Une Microéconomie en accord avec les faits ! Cet ouvrage est d'abord un manuel "classique" de microéconomie où sont présentés pédagogiquement tous les thèmes habituels qu'un étudiant en licence est censé devoir maîtriser. A cette fin, des exercices simples avec corrigés, basés le plus souvent sur des cas concrets, sont proposés. C'est aussi un manuel très novateur car il permet - grâce à l'introduction de deux thèses originales - de comprendre, ce dont la microéconomie est actuellement incapable, à savoir : - pourquoi le marché du travail a été si conflictuel historiquement, avec des revendications récurrentes sur les salaires mais aussi la durée du travail, et pourquoi il en a résulté l'édification dans tous les pays d'un Droit du travail caractérisé, en premier lieu, par une limitation de cette durée, abaissée à plusieurs reprises ; - pourquoi l'activité économique a été si irrégulière depuis deux siècles : 1) avec une alternance sur plusieurs décennies de croissance vive, puis de croissance faible (les fluctuations de Kondratieff) ; 2) avec des crises cycliques se répétant tous les 8-9 ans (les cycles de Juglar). In fine, cet ouvrage débouche sur des résultats normatifs qui, pour le marché du travail, se situent à l'opposé des prescriptions habituelles de la microéconomie.
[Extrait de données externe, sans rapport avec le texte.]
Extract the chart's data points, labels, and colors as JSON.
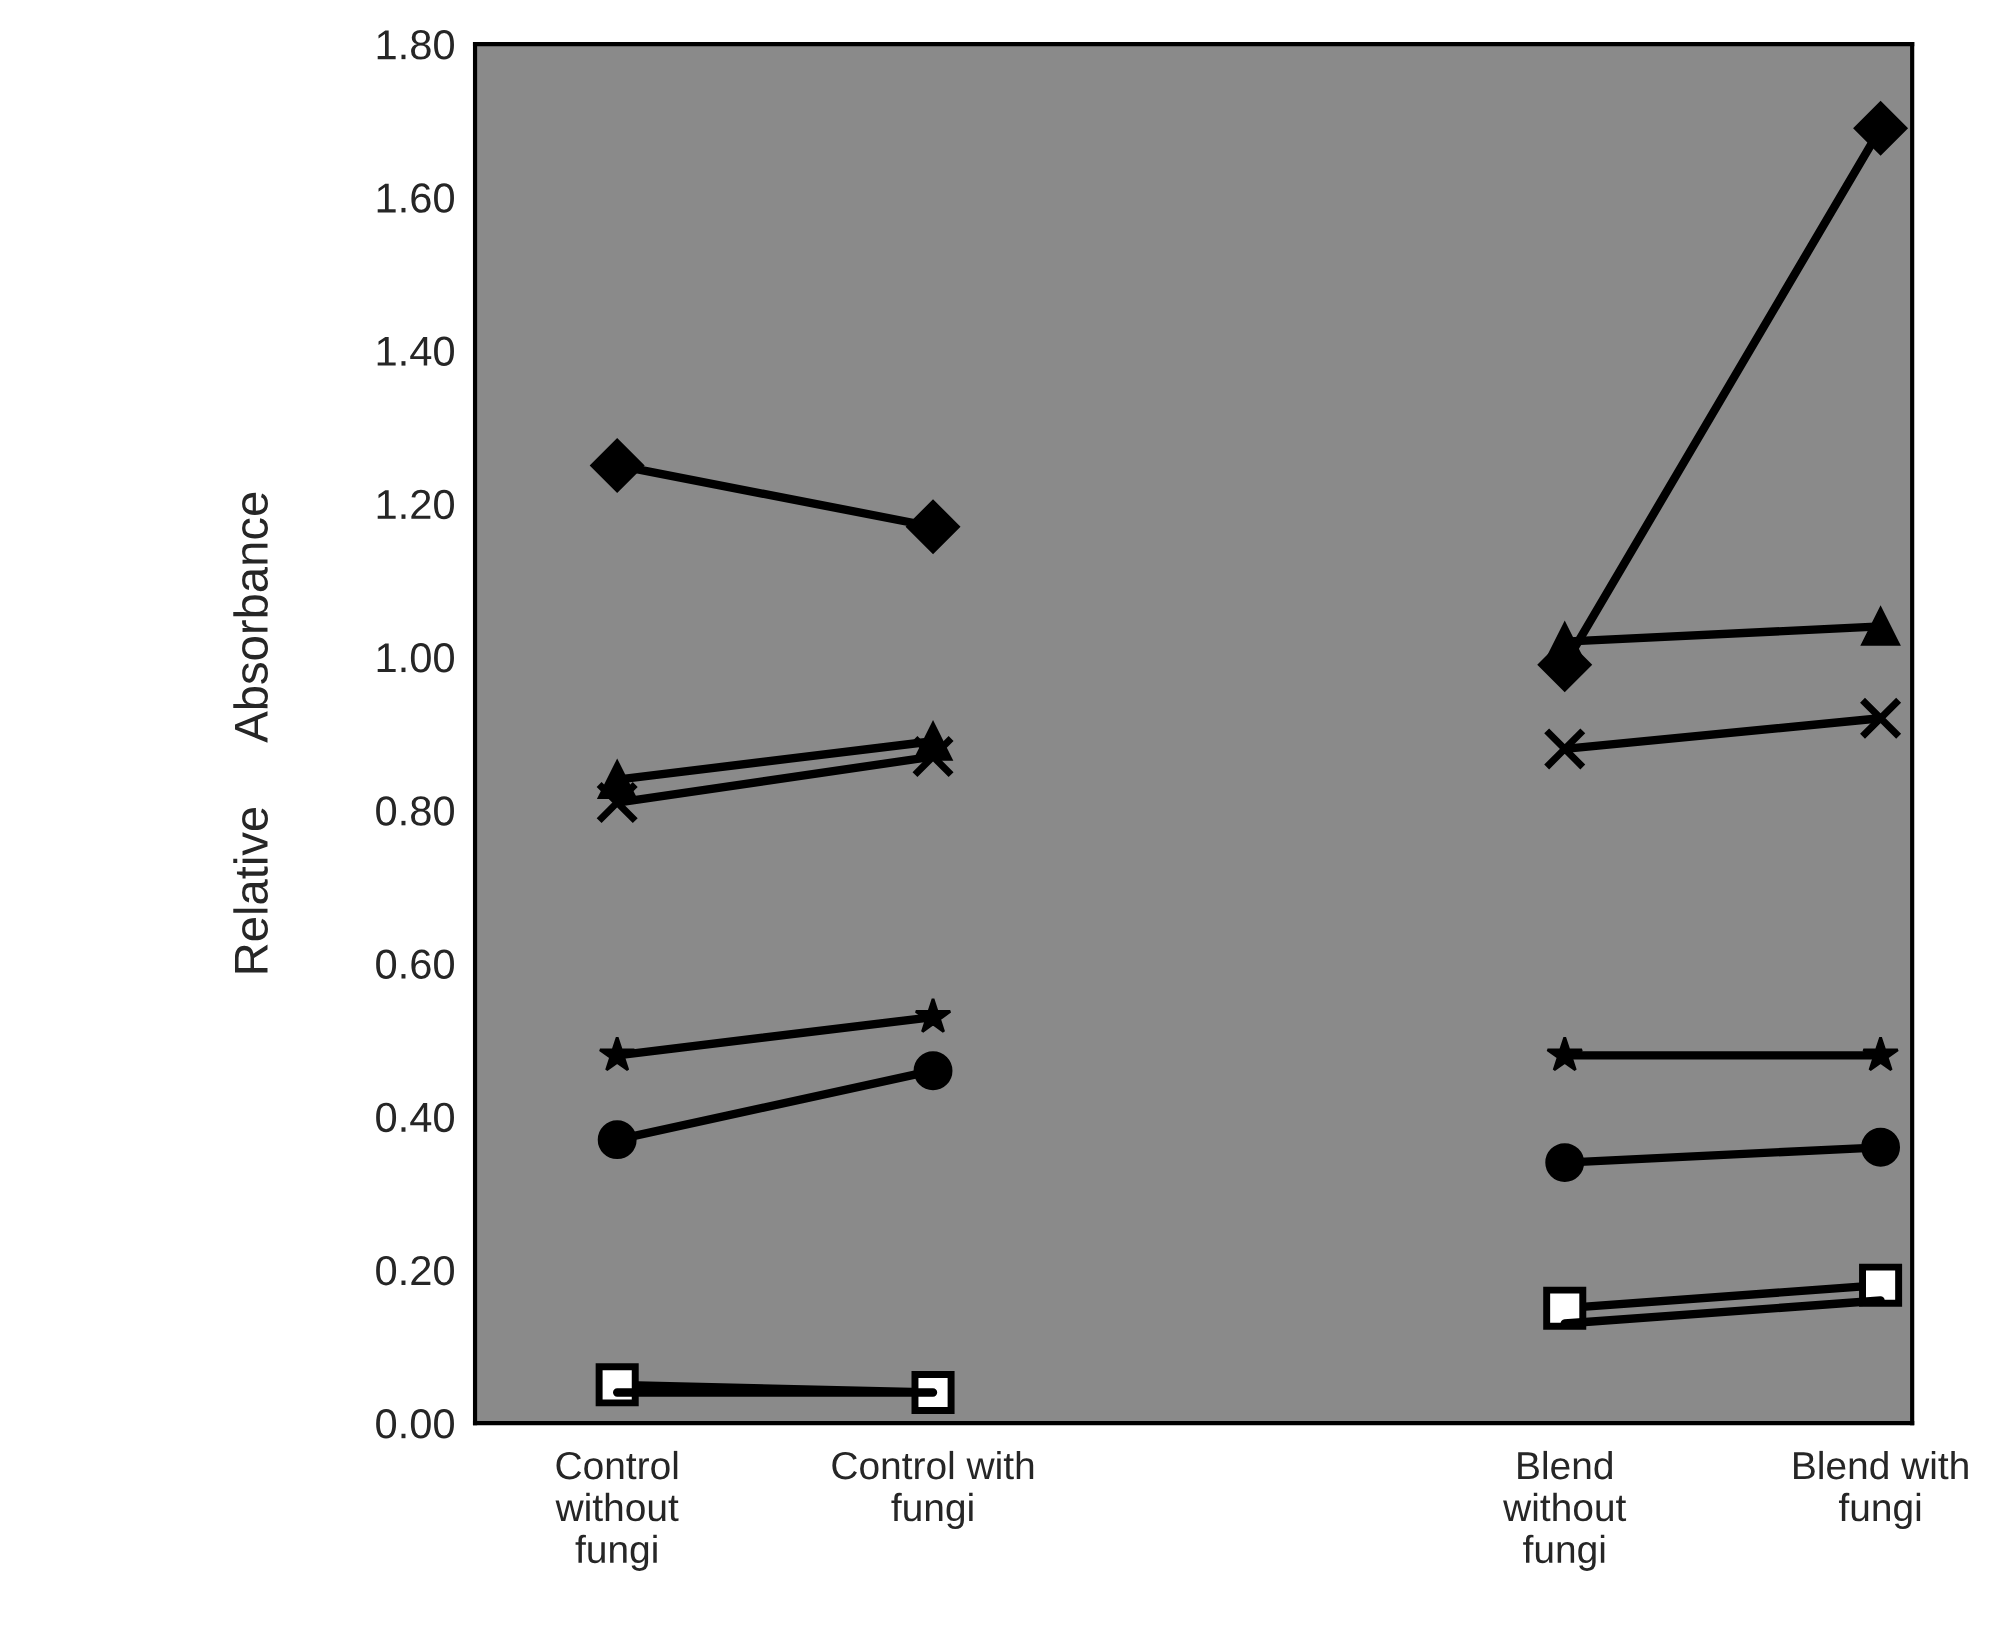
{
  "chart_data": {
    "type": "line",
    "ylabel": "Relative     Absorbance",
    "categories": [
      "Control\nwithout\nfungi",
      "Control with\nfungi",
      null,
      "Blend\nwithout\nfungi",
      "Blend with\nfungi"
    ],
    "series": [
      {
        "color": "#000000",
        "marker": "diamond",
        "values": [
          1.25,
          1.17,
          null,
          0.99,
          1.69
        ]
      },
      {
        "color": "#000000",
        "marker": "triangle",
        "values": [
          0.84,
          0.89,
          null,
          1.02,
          1.04
        ]
      },
      {
        "color": "#000000",
        "marker": "cross",
        "values": [
          0.81,
          0.87,
          null,
          0.88,
          0.92
        ]
      },
      {
        "color": "#000000",
        "marker": "star",
        "values": [
          0.48,
          0.53,
          null,
          0.48,
          0.48
        ]
      },
      {
        "color": "#000000",
        "marker": "circle",
        "values": [
          0.37,
          0.46,
          null,
          0.34,
          0.36
        ]
      },
      {
        "color": "#000000",
        "marker": "square",
        "values": [
          0.05,
          0.04,
          null,
          0.15,
          0.18
        ]
      },
      {
        "color": "#000000",
        "marker": "none",
        "values": [
          0.04,
          0.04,
          null,
          0.13,
          0.16
        ]
      }
    ],
    "ylim": [
      0,
      1.8
    ],
    "yticks": [
      {
        "value": 0,
        "label": "0.00"
      },
      {
        "value": 0.2,
        "label": "0.20"
      },
      {
        "value": 0.4,
        "label": "0.40"
      },
      {
        "value": 0.6,
        "label": "0.60"
      },
      {
        "value": 0.8,
        "label": "0.80"
      },
      {
        "value": 1.0,
        "label": "1.00"
      },
      {
        "value": 1.2,
        "label": "1.20"
      },
      {
        "value": 1.4,
        "label": "1.40"
      },
      {
        "value": 1.6,
        "label": "1.60"
      },
      {
        "value": 1.8,
        "label": "1.80"
      }
    ],
    "grid": false,
    "legend": false,
    "line_style": "solid"
  }
}
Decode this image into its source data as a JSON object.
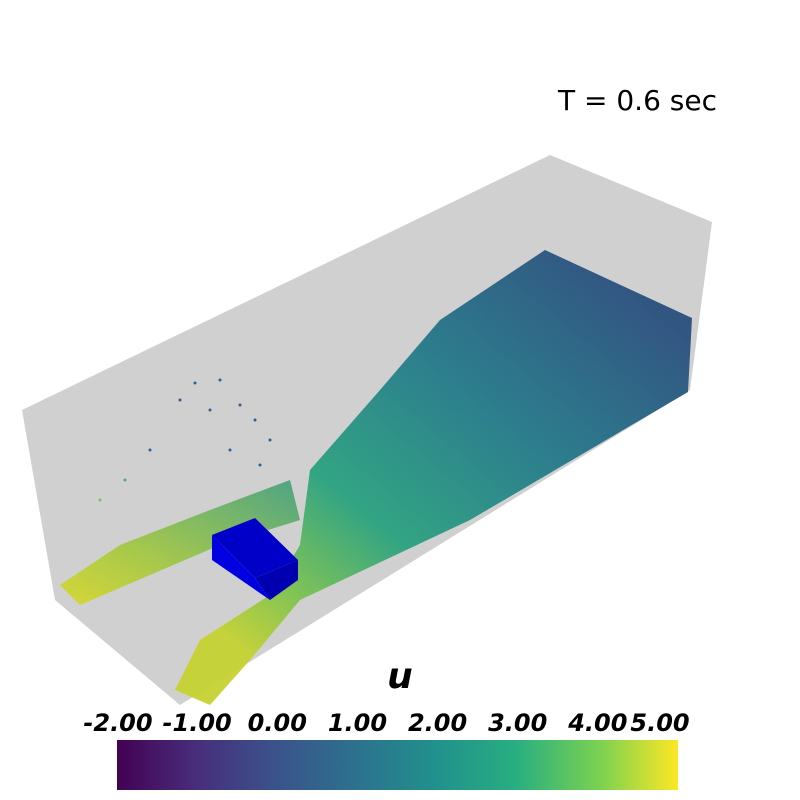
{
  "annotation": "T = 0.6 sec",
  "colorbar": {
    "title": "u",
    "range": [
      -2,
      5
    ],
    "ticks": [
      {
        "value": -2,
        "label": "-2.00"
      },
      {
        "value": -1,
        "label": "-1.00"
      },
      {
        "value": 0,
        "label": "0.00"
      },
      {
        "value": 1,
        "label": "1.00"
      },
      {
        "value": 2,
        "label": "2.00"
      },
      {
        "value": 3,
        "label": "3.00"
      },
      {
        "value": 4,
        "label": "4.00"
      },
      {
        "value": 5,
        "label": "5.00"
      }
    ]
  }
}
Deux enjeux fondamentaux de régulation économique sont pointés : - Le partage de la valeur ajoutée entre rémunération du travail et rémunération du capital au travers de l'indexation du taux de salaire sur les gains de productivité ; Le partage de la demande de travail entre actifs salariés au travers de la fixation et de l'ajustement de sa durée légale. Ce manuel s'adresse à tous les étudiants en LMD, chercheurs et enseignants en économie (universités, écoles d'ingénieurs et de commerce, IEP, lycées).